Probing coherent tunneling in semiconductor quantum dots using electromechanical backaction

Self-assembled quantum dots have been studied intensely because of their possible applications to quantum information processing. While such dots are difficult to characterize using direct electrical transport measurements, it has recently been shown both theoretically [1] and experimentally [2] that a capacitively coupled AFM cantilever can serve as a sensitive probe of dot charge dynamics and electronic level structure. This sensitivity is based on the fact that the dot, which is tunnel-coupled to electrons in a reservoir, acts as a dissipative bath for the cantilever. Here, we extend previous theoretical work to describe an AFM cantilever coupled to a double quantum dot.
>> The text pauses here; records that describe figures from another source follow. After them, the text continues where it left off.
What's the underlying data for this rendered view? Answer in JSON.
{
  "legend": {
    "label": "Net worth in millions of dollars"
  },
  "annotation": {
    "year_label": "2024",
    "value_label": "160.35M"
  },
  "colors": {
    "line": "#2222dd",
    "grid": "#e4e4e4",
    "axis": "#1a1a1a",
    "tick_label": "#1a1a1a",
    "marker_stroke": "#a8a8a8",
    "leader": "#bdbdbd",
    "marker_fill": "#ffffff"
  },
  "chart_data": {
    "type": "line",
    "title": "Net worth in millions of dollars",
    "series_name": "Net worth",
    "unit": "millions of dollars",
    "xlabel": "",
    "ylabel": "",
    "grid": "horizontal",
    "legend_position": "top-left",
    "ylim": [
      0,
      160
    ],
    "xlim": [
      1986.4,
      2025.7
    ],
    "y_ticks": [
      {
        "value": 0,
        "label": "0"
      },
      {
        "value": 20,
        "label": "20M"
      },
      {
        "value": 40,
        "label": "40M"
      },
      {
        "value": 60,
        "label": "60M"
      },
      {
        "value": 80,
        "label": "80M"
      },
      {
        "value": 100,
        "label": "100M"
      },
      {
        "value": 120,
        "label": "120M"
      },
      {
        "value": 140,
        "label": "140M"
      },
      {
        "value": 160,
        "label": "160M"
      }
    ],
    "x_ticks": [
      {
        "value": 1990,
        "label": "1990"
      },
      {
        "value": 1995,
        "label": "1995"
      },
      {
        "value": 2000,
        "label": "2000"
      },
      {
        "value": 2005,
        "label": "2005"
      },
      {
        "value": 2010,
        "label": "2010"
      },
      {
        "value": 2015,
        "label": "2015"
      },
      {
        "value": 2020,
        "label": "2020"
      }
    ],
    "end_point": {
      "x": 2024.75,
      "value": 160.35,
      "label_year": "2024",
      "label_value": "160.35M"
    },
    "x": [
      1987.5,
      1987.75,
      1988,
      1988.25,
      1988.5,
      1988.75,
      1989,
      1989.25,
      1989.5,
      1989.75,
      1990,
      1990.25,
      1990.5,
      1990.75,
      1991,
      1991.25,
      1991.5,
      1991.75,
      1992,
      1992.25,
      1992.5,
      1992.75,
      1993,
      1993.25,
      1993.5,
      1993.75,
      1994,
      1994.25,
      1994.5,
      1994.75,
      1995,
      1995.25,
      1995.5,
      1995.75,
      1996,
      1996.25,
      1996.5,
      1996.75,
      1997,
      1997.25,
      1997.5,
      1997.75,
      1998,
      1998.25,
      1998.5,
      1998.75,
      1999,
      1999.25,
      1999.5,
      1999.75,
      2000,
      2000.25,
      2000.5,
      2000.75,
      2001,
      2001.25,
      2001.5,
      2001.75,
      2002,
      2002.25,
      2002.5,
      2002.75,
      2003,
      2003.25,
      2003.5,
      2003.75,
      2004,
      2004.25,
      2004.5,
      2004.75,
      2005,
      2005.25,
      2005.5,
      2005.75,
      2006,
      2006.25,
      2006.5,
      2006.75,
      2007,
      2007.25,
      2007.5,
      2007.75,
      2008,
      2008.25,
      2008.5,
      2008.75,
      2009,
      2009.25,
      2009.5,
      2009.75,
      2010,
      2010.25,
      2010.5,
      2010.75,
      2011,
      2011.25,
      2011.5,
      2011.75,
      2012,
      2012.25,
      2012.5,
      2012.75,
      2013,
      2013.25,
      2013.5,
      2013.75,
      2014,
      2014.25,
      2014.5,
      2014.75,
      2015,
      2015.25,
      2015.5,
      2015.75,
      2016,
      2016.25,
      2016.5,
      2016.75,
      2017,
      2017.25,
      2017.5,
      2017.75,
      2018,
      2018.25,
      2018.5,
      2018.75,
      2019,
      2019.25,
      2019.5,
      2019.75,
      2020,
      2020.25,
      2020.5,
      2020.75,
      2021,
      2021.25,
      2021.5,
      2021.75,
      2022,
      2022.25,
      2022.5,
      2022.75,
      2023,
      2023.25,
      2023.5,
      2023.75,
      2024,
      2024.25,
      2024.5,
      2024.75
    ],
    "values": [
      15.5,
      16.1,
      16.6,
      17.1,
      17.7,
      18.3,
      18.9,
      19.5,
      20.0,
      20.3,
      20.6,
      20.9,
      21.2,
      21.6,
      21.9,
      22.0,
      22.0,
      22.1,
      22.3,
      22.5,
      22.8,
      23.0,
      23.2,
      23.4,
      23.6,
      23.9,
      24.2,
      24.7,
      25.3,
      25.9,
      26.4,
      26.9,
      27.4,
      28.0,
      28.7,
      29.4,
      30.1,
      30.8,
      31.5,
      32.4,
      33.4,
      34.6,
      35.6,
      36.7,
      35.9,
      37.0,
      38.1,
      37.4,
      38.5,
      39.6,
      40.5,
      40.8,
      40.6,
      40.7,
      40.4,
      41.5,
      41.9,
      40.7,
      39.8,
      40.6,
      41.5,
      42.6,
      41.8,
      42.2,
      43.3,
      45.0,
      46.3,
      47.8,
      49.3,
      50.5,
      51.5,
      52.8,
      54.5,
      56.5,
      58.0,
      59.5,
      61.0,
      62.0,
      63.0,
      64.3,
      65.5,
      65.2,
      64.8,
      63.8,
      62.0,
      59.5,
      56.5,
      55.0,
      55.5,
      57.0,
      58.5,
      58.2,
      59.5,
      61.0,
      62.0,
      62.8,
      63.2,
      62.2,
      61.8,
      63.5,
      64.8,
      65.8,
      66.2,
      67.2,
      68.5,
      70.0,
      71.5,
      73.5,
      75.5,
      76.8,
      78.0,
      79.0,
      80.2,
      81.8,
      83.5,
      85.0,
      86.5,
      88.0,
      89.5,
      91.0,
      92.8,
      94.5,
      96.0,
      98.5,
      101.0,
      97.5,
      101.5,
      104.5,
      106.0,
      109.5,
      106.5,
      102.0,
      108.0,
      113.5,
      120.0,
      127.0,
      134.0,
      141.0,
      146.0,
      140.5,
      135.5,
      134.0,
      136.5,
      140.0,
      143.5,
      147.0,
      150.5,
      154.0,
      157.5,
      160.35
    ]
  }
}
Unlike a single-dot, the double-dot system exhibits both incoherent tunneling to the leads and coherent tunneling between the dots. We find that the cantilever's motion is affected by both kinds of tunneling and can yield significant information even in regimes where the total double-dot charge does not fluctuate. Cantilever dynamics can also be used to learn about the strength of dephasing processes in the double-dot. After presenting the theoretical approach to this problem, we will discuss the results in the context of current experimental efforts using InAs dots. These effects should also be accessible in a variety of other quantum dot setups. [1] S. D. Bennett, et al., Phys. Rev. Lett. \textbf{104}, 017203 (2010). [2] L. Cockins, et al., Proc. Nat. Acad. Sci. \textbf{107}, 9496 (2010).